>It was hard for me to write them off as people who just didn't understand how modern computers work.
I'm glad you didn't fall for that trap. Software engineers constantly make excuses for doing things in idiotic ways. Almost nothing I use really works anymore. It just "kind of" works most of the time. Look at your average web applicaton and the ridiculous resources it takes to get the thing up on the screen and interacting with the user. We've become addicted to high powered machines and finding more complex and inefficient ways of doing the same things.

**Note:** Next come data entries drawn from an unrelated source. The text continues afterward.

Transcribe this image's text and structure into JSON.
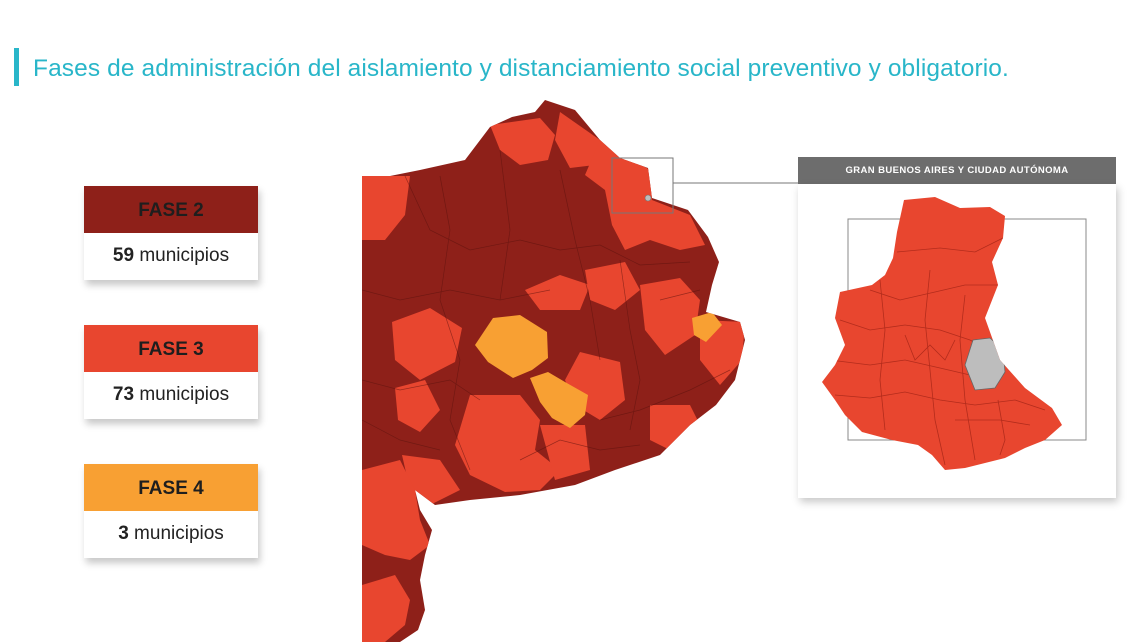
{
  "title": "Fases de administración del aislamiento y distanciamiento social preventivo y obligatorio.",
  "legend": [
    {
      "phase": "FASE 2",
      "count": "59",
      "unit": "municipios",
      "color": "#8e2019"
    },
    {
      "phase": "FASE 3",
      "count": "73",
      "unit": "municipios",
      "color": "#e8462f"
    },
    {
      "phase": "FASE 4",
      "count": "3",
      "unit": "municipios",
      "color": "#f8a033"
    }
  ],
  "inset": {
    "title": "GRAN BUENOS AIRES Y CIUDAD AUTÓNOMA"
  },
  "colors": {
    "title": "#29b6c9",
    "fase2": "#8e2019",
    "fase3": "#e8462f",
    "fase4": "#f8a033",
    "caba": "#bdbdbd",
    "inset_header": "#6d6d6d"
  }
}
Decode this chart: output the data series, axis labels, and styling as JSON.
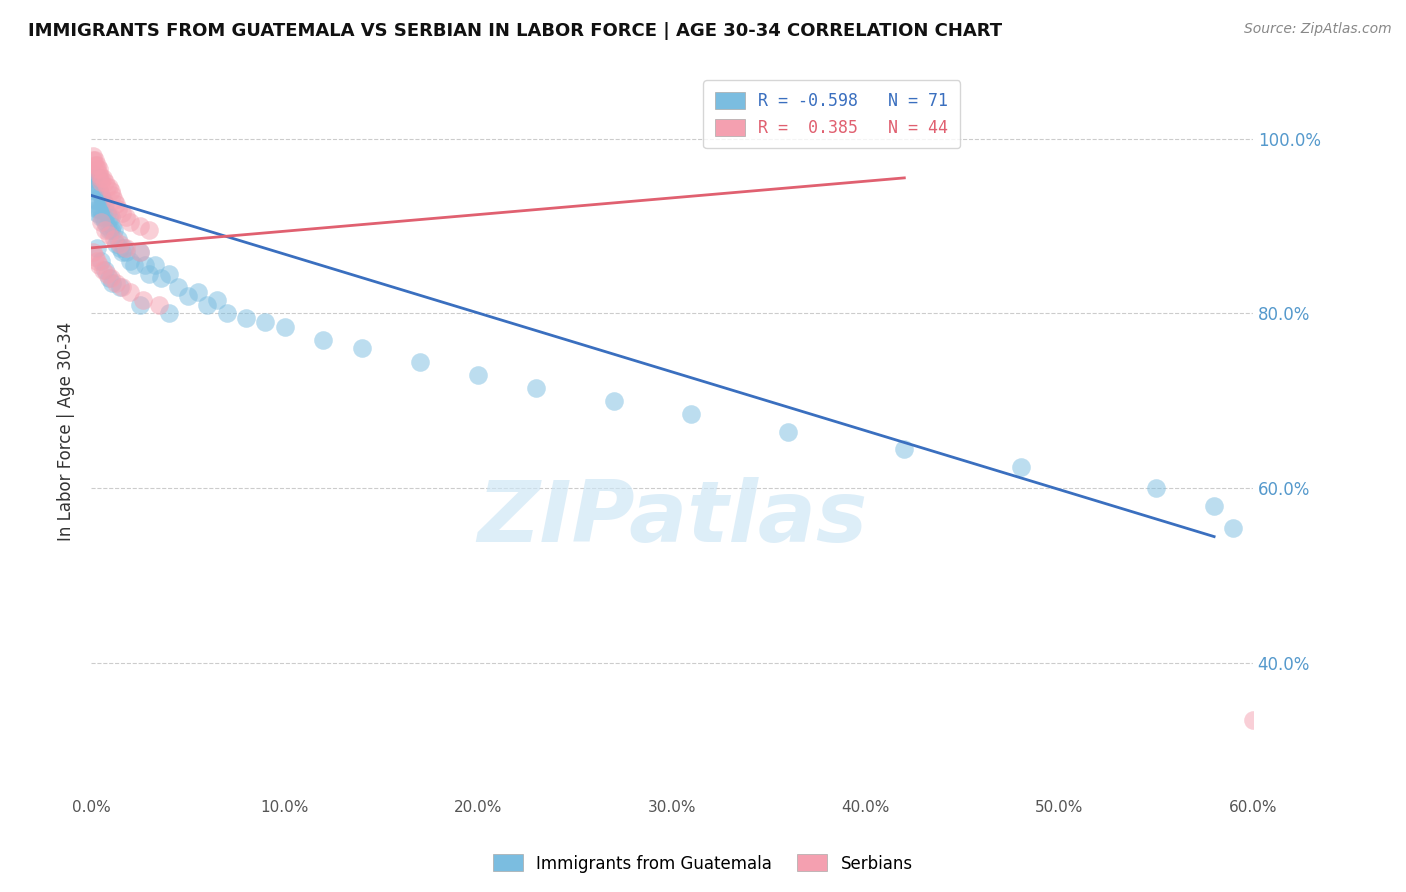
{
  "title": "IMMIGRANTS FROM GUATEMALA VS SERBIAN IN LABOR FORCE | AGE 30-34 CORRELATION CHART",
  "source": "Source: ZipAtlas.com",
  "ylabel": "In Labor Force | Age 30-34",
  "xlim": [
    0.0,
    0.6
  ],
  "ylim": [
    0.25,
    1.08
  ],
  "legend_label1": "Immigrants from Guatemala",
  "legend_label2": "Serbians",
  "R1": -0.598,
  "N1": 71,
  "R2": 0.385,
  "N2": 44,
  "color_blue": "#7bbde0",
  "color_pink": "#f4a0b0",
  "line_color_blue": "#3a6fbf",
  "line_color_pink": "#e06070",
  "blue_line": [
    0.0,
    0.58,
    0.935,
    0.545
  ],
  "pink_line": [
    0.0,
    0.42,
    0.875,
    0.955
  ],
  "guatemala_x": [
    0.001,
    0.001,
    0.001,
    0.002,
    0.002,
    0.002,
    0.003,
    0.003,
    0.003,
    0.004,
    0.004,
    0.004,
    0.005,
    0.005,
    0.005,
    0.006,
    0.006,
    0.007,
    0.007,
    0.008,
    0.008,
    0.009,
    0.009,
    0.01,
    0.01,
    0.011,
    0.012,
    0.013,
    0.014,
    0.015,
    0.016,
    0.017,
    0.018,
    0.02,
    0.022,
    0.025,
    0.028,
    0.03,
    0.033,
    0.036,
    0.04,
    0.045,
    0.05,
    0.055,
    0.06,
    0.065,
    0.07,
    0.08,
    0.09,
    0.1,
    0.12,
    0.14,
    0.17,
    0.2,
    0.23,
    0.27,
    0.31,
    0.36,
    0.42,
    0.48,
    0.55,
    0.58,
    0.59,
    0.003,
    0.005,
    0.007,
    0.009,
    0.011,
    0.015,
    0.025,
    0.04
  ],
  "guatemala_y": [
    0.96,
    0.955,
    0.95,
    0.945,
    0.94,
    0.93,
    0.93,
    0.92,
    0.915,
    0.955,
    0.94,
    0.92,
    0.935,
    0.92,
    0.91,
    0.93,
    0.91,
    0.925,
    0.905,
    0.915,
    0.9,
    0.91,
    0.895,
    0.91,
    0.895,
    0.9,
    0.895,
    0.88,
    0.885,
    0.875,
    0.87,
    0.875,
    0.87,
    0.86,
    0.855,
    0.87,
    0.855,
    0.845,
    0.855,
    0.84,
    0.845,
    0.83,
    0.82,
    0.825,
    0.81,
    0.815,
    0.8,
    0.795,
    0.79,
    0.785,
    0.77,
    0.76,
    0.745,
    0.73,
    0.715,
    0.7,
    0.685,
    0.665,
    0.645,
    0.625,
    0.6,
    0.58,
    0.555,
    0.875,
    0.86,
    0.85,
    0.84,
    0.835,
    0.83,
    0.81,
    0.8
  ],
  "serbian_x": [
    0.001,
    0.001,
    0.002,
    0.002,
    0.003,
    0.003,
    0.004,
    0.004,
    0.005,
    0.005,
    0.006,
    0.007,
    0.008,
    0.009,
    0.01,
    0.011,
    0.012,
    0.013,
    0.014,
    0.016,
    0.018,
    0.02,
    0.025,
    0.03,
    0.005,
    0.007,
    0.009,
    0.012,
    0.015,
    0.018,
    0.025,
    0.001,
    0.002,
    0.003,
    0.004,
    0.006,
    0.008,
    0.01,
    0.013,
    0.016,
    0.02,
    0.027,
    0.035,
    0.6
  ],
  "serbian_y": [
    0.98,
    0.975,
    0.975,
    0.97,
    0.97,
    0.965,
    0.965,
    0.96,
    0.955,
    0.95,
    0.955,
    0.95,
    0.945,
    0.945,
    0.94,
    0.935,
    0.93,
    0.925,
    0.92,
    0.915,
    0.91,
    0.905,
    0.9,
    0.895,
    0.905,
    0.895,
    0.89,
    0.885,
    0.88,
    0.875,
    0.87,
    0.87,
    0.865,
    0.86,
    0.855,
    0.85,
    0.845,
    0.84,
    0.835,
    0.83,
    0.825,
    0.815,
    0.81,
    0.335
  ]
}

Absolutely agree. I was playing with a BBC Micro last night, 2Mhz processor and 52k RAM (shadow RAM card fitted, and 16k sideways RAM - this is a beast of a machine!). Then I did some stuff on my 2x2.4Ghz, 4G RAM Mac, and I almost punched the damn thing in frustration, 2000x "faster" and it can't even keep up with my typing!
Well, maybe I'm not in that trap now, but I was for a long time.
> Almost nothing I use really works anymore.
I'm hoping that I can hide from that inside the Emacs monastery. That didn't seem to work for jwz though, so I'm not sure if there's a way to avoid having to update my silly software several times a decade.
JFC! I've been going through this at work today - the developers of a third-paty app designed the app for low utilization companies - our company is a bad fit for this software. We're in the top 500, and our usage patterns expose every scalability flaw in this software...
I'm glad you didn't fall for that trap. Software engineers constantly make excuses for doing things in idiotic ways. Almost nothing I use really works anymore. It just "kind of" works most of the time. Look at your average web applicaton and the ridiculous resources it takes to get the thing up on the screen and interacting with the user. We've become addicted to high powered machines and finding more complex and inefficient ways of doing the same things.